Hitchens showed that this evasion is unsatisfactory. In fact, religion’s problems run throughout its history, involve everyday believers as well as clergy, and extend even to official church doctrine and the very basics of faith that no believer would disavow. The Ten Commandments are revealed as forbidding thought crime (“Thou shalt not covet.”), the New Testament exalts human sacrifice (vicarious redemption--the very core of the Jesus myth), and the clergy at the highest levels condone beliefs such as, to use one of Hitchens’s favorite lines, “AIDS is bad but condoms are worse.”

This last is one of the many reasons Hitchens so strongly disliked Mother Theresa--beatified and under consideration for sainthood. She started AIDS care centers and fed the destitute, but preached against measures, like condoms, that would cut down on AIDS incidence and, indirectly but no less surely, poverty. Giving women control over their rate of reproduction, Hitchens said, is the one thing proven to improve living conditions, but religion removes this solution from the table.

The poison runs deep and wide in religion. It even seems to drive otherwise good people to do horrible things, like mutilate the genitalia of children, or to hold ridiculous or repugnant beliefs.

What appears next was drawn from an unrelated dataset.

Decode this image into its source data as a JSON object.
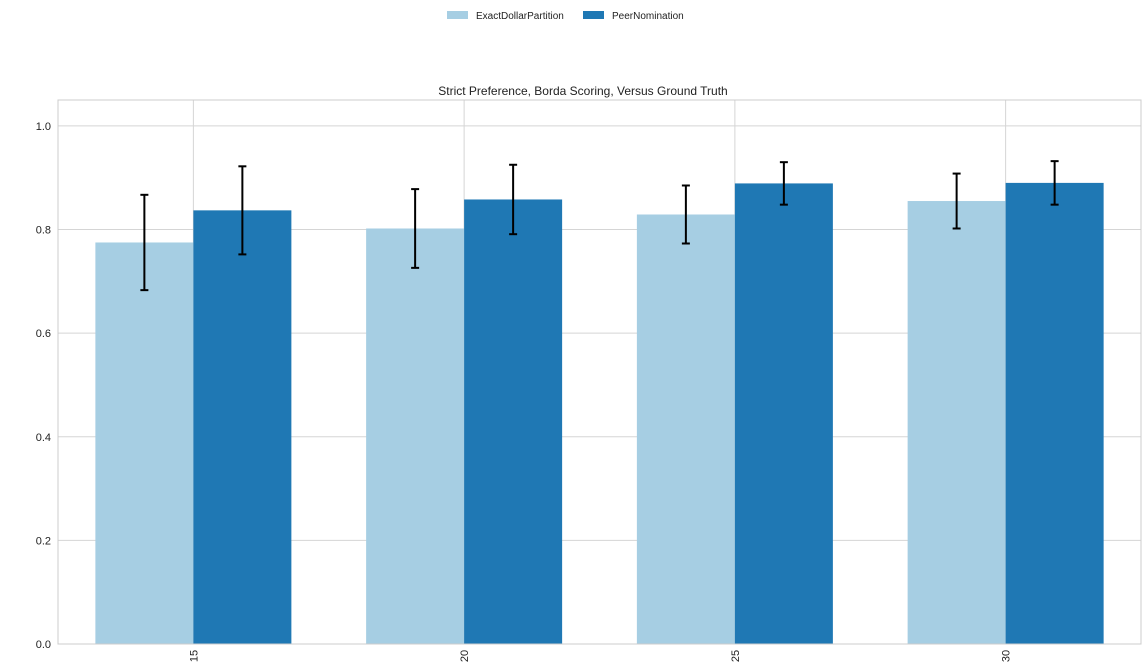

The nice old lady in the knitting circle, while of sterling character in many areas of her life, must, if she is to be a member of her religious community in any meaningful sense, hold some beliefs against her better nature. She may believe, for example, that anyone goes to Hell who is non-Christian, which includes a good percentage of the world’s population and some who have never even heard of Christianity.

Hitchens could go on about this at great length. For Padgett to suggest that Hitchens didn’t “get” that religion is a good barrel of apples into which a few rotten ones have slipped suggests only that Padgett has paid little attention to Hitchens’s statements about religion. Hitchens understood that claim all too well and disagreed. For him, religions are the bad apples that are spoiling the rest.

In the post-Hitchens world, the shrugging off of religion’s crimes as the acts or beliefs of a fringe minority of wackos is inexcusable, for those crimes have been clearly delineated as embedded in religion itself and as perpetrated by its highest proponents. In the post-Hitchens world, however, there is one less voice to continue raising those crimes to scrutiny. As Hitchens himself noted on occasion, the fight of free minds against religious tyranny is one that biological evolution does not win for us--each new generation must fight it anew.